By Randy Helm
Modesto HAND chapter
On Friday, June 11, 1999, my wife, Shonna, went in for her regularly scheduled prenatal appointment. Our son Nathan was due that day, but if he did not come naturally, Shonna was scheduled to be induced the following Monday. To our dismay, the doctor could not find Nathan’s heartbeat.
Shonna was immediately admitted to Washington Hospital in Fremont, to induce labor and deliver Nathan. But, we had so many questions. What happened? What were we to do? What would life be like without Nathan? Why us?
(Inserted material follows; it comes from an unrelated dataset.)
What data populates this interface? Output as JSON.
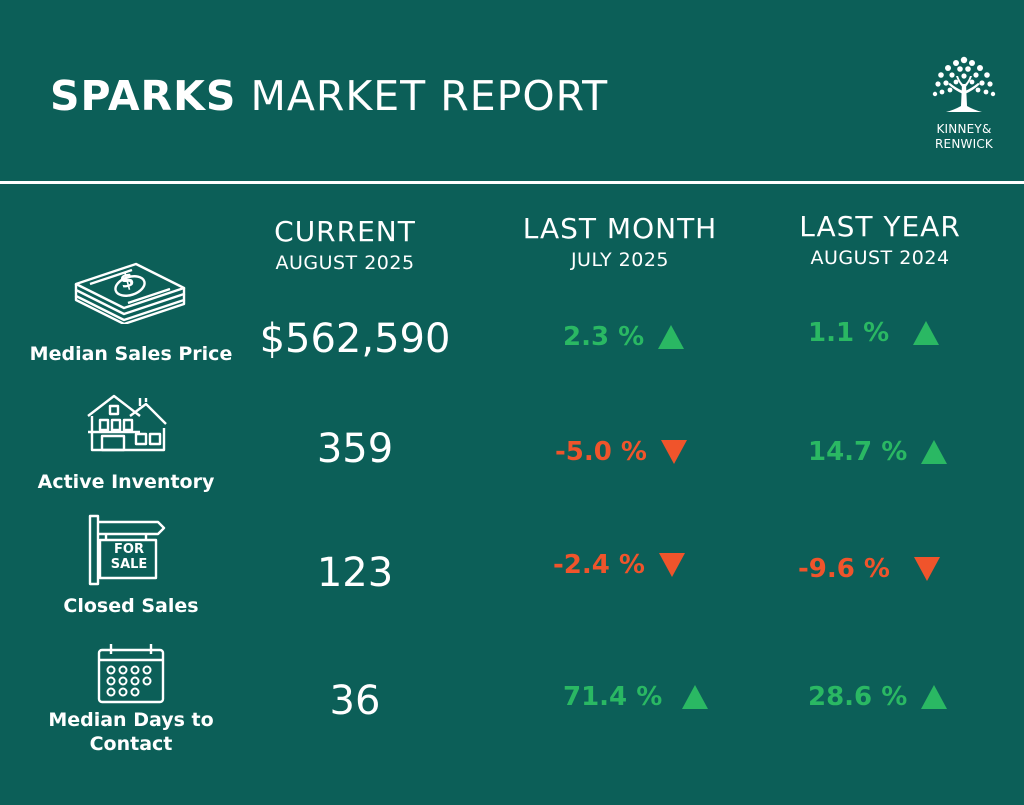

Our doctor and the hospital staff were very helpful. They asked us if we would like to speak to someone who had been through the loss of a child. We said yes, but we were skeptical. We thought they would send us a “Pollyanna” type who would tell us that they had been through it, it was no big deal and we would get over it.
Instead, Heidi Olson, coordinator of Alameda HAND, visited us at the hospital. Heidi is soft spoken, warm and very compassionate. I met Heidi in the waiting room with our doctor and our family.
I don’t think Heidi realizes how important those first minutes with her were. All I remember are the tears in her eyes and how she honestly told me she was so sorry.
As I am sure all of you know, there is an instant bond between those of us who have lost a child, but Heidi was the first one I experienced it with. I don’t think I would have been able to walk down the hallway to the delivery room if it wasn’t for Heidi. She had her arm around me the whole time.
Heidi went in to meet my wife. The minute Heidi began to talk, Shonna found solace in her voice. She asked Shonna to tell our story. Then Heidi told hers. Shonna said she just focused on Heidi’s voice the whole time. It really helped to know that Heidi went on living after her son had died and it gave us hope that we could too, someday.
The materials she left for us also helped. She offered to come back for Nathan’s delivery and she did return. Also present were a minister from the Episcopal Church and our favorite delivery nurse, who had also experienced infant loss.
When Nathan was delivered, they treated him just as special as if he were living. It gave us the strength and courage to see him and hold him and make memories with him. They also took pictures for us. Without their presence next to us in the delivery room, we may never have taken the time to be with Nathan. Without their support, we would have many regrets.
Our home is in Modesto, which does not have a HAND chapter. So Heidi directed us to a support group in Pleasanton. Through that support group, we learned that the Central Valley was lacking in support for parents of infant loss. Also through that support group, we met Becca Coleman who was a co-facilitator.
We talked about our experience with HAND and the support we received in the hospital. Becca mentioned her desire to do similar things here. We thought Becca would be perfect for HAND and perfect to coordinate a chapter. So, one day in December last year, a short six months after Nathan’s death, Shonna talked to Heidi, Heidi talked to Becca and HAND of Central Valley was born.